We present a scheme to strongly enhance the readout sensitivity of the squared displacement of a mobile scatterer placed in a Fabry-Pérot cavity. We investigate the largely unexplored regime of cavity electrodynamics in which a highly reflective element positioned between the end mirrors of a symmetric Fabry-Pérot resonator strongly modifies the cavity response function, such that two longitudinal modes with different spatial parity are brought close to frequency degeneracy and interfere in the cavity output field. In the case of a movable middle reflector we show that the interference in this generic “optical coalescence” phenomenon gives rise to an enhanced frequency shift of the peaks of the cavity transmission that can be exploited in optomechanics.

Figure 1

(a) Optical cavity with a middle reflector of polarizability ${\zeta }_{\mathrm{m}}$, accommodating odd (red, full line), even (blue, dashed line) modes that couple to outside “left” and “right” modes. (b) Cavity transmission spectra over three free spectral ranges, illustrating the strong shift of the odd resonances toward the even ones as the reflectivity is increased. (c) Transmission spectra (solid black curves) for increasing $\left|{\zeta }_{\mathrm{m}}\right|$. The dashed curves denote the “bare” resonances. “Mode-pulling” effects can be seen by comparing the positions of these resonances and the peaks of the transmission.
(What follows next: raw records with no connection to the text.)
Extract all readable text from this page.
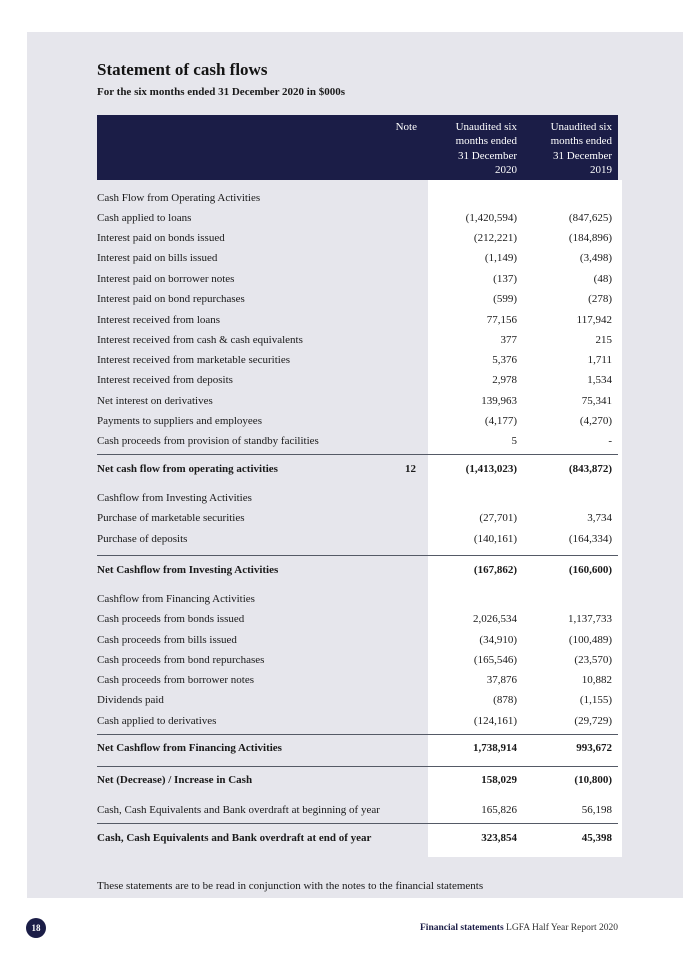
Statement of cash flows
For the six months ended 31 December 2020 in $000s
Note	Unaudited six
months ended
31 December
2020
Unaudited six
months ended
31 December
2019
Cash Flow from Operating Activities
Cash applied to loans	(1,420,594)	(847,625)
Interest paid on bonds issued	(212,221)	(184,896)
Interest paid on bills issued	(1,149)	(3,498)
Interest paid on borrower notes	(137)	(48)
Interest paid on bond repurchases	(599)	(278)
Interest received from loans	77,156	117,942
Interest received from cash & cash equivalents	377	215
Interest received from marketable securities	5,376	1,711
Interest received from deposits	2,978	1,534
Net interest on derivatives	139,963	75,341
Payments to suppliers and employees	(4,177)	(4,270)
Cash proceeds from provision of standby facilities	5	-
Net cash flow from operating activities	12	(1,413,023)	(843,872)
Cashflow from Investing Activities
Purchase of marketable securities	(27,701)	3,734
Purchase of deposits	(140,161)	(164,334)
Net Cashflow from Investing Activities	(167,862)	(160,600)
Cashflow from Financing Activities
Cash proceeds from bonds issued	2,026,534	1,137,733
Cash proceeds from bills issued	(34,910)	(100,489)
Cash proceeds from bond repurchases	(165,546)	(23,570)
Cash proceeds from borrower notes	37,876	10,882
Dividends paid	(878)	(1,155)
Cash applied to derivatives	(124,161)	(29,729)
Net Cashflow from Financing Activities	1,738,914	993,672
Net (Decrease) / Increase in Cash	158,029	(10,800)
Cash, Cash Equivalents and Bank overdraft at beginning of year	165,826	56,198
Cash, Cash Equivalents and Bank overdraft at end of year	323,854	45,398
These statements are to be read in conjunction with the notes to the financial statements
18	Financial statements LGFA Half Year Report 2020
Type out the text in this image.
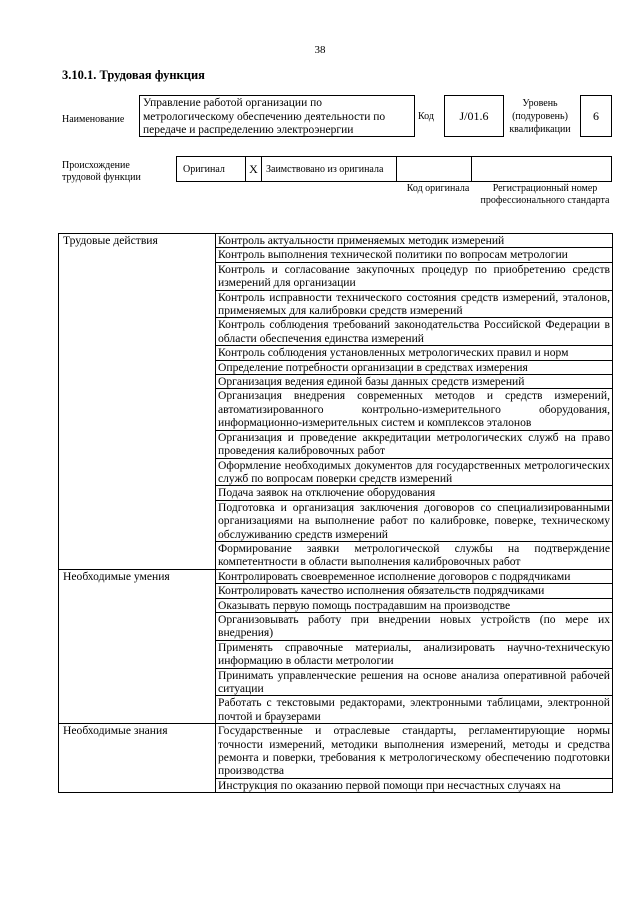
38
3.10.1. Трудовая функция
Наименование
Управление работой организации по метрологическому обеспечению деятельности по передаче и распределению электроэнергии
Код	J/01.6
Уровень (подуровень) квалификации
6
Происхождение трудовой функции
Оригинал	X Заимствовано из оригинала
Код оригинала	Регистрационный номер профессионального стандарта
Трудовые действия	Контроль актуальности применяемых методик измерений
	Контроль выполнения технической политики по вопросам метрологии
	Контроль и согласование закупочных процедур по приобретению средств измерений для организации
	Контроль исправности технического состояния средств измерений, эталонов, применяемых для калибровки средств измерений
	Контроль соблюдения требований законодательства Российской Федерации в области обеспечения единства измерений
	Контроль соблюдения установленных метрологических правил и норм
	Определение потребности организации в средствах измерения
	Организация ведения единой базы данных средств измерений
	Организация внедрения современных методов и средств измерений, автоматизированного контрольно-измерительного оборудования, информационно-измерительных систем и комплексов эталонов
	Организация и проведение аккредитации метрологических служб на право проведения калибровочных работ
	Оформление необходимых документов для государственных метрологических служб по вопросам поверки средств измерений
	Подача заявок на отключение оборудования
	Подготовка и организация заключения договоров со специализированными организациями на выполнение работ по калибровке, поверке, техническому обслуживанию средств измерений
	Формирование заявки метрологической службы на подтверждение компетентности в области выполнения калибровочных работ
Необходимые умения	Контролировать своевременное исполнение договоров с подрядчиками
	Контролировать качество исполнения обязательств подрядчиками
	Оказывать первую помощь пострадавшим на производстве
	Организовывать работу при внедрении новых устройств (по мере их внедрения)
	Применять справочные материалы, анализировать научно-техническую информацию в области метрологии
	Принимать управленческие решения на основе анализа оперативной рабочей ситуации
	Работать с текстовыми редакторами, электронными таблицами, электронной почтой и браузерами
Необходимые знания	Государственные и отраслевые стандарты, регламентирующие нормы точности измерений, методики выполнения измерений, методы и средства ремонта и поверки, требования к метрологическому обеспечению подготовки производства
	Инструкция по оказанию первой помощи при несчастных случаях на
At coalescence (${\zeta }_{\mathrm{m}}^{*}$ is defined in the text) one finds a single peak with close to unity transmission over an increased bandwidth. Past this point the maximum transmission is reduced below unity.

Figure 2

The resonant transmission as a function of the membrane position $x$. We use $\zeta =-10$ and ${\zeta }_{\mathrm{m}}=-0.5$ (blue, dashed line), $-5$ (red, full line), and $-50$ (black, dotted line). The data points show the numerically calculated transmission, and the solid curves $T_{\mathrm{res}}\left(x\right)$.

Figure 3

Mode-pulling behavior of adjacent cavity modes ($\zeta =-10$, ${\zeta }_{\mathrm{m}}=-196.6$). Shown are two adjacent resonances as a function of middle-mirror displacement about the center of the cavity. For perfect cavity mirrors, i.e., zero linewidth, one obtains the resonances shown by the dotted curves. Imperfect cavity mirrors cause an interference effect that pulls adjacent modes closer together (solid curves), resulting in a sharper avoided crossing, and enhanced quadratic optomechanical coupling.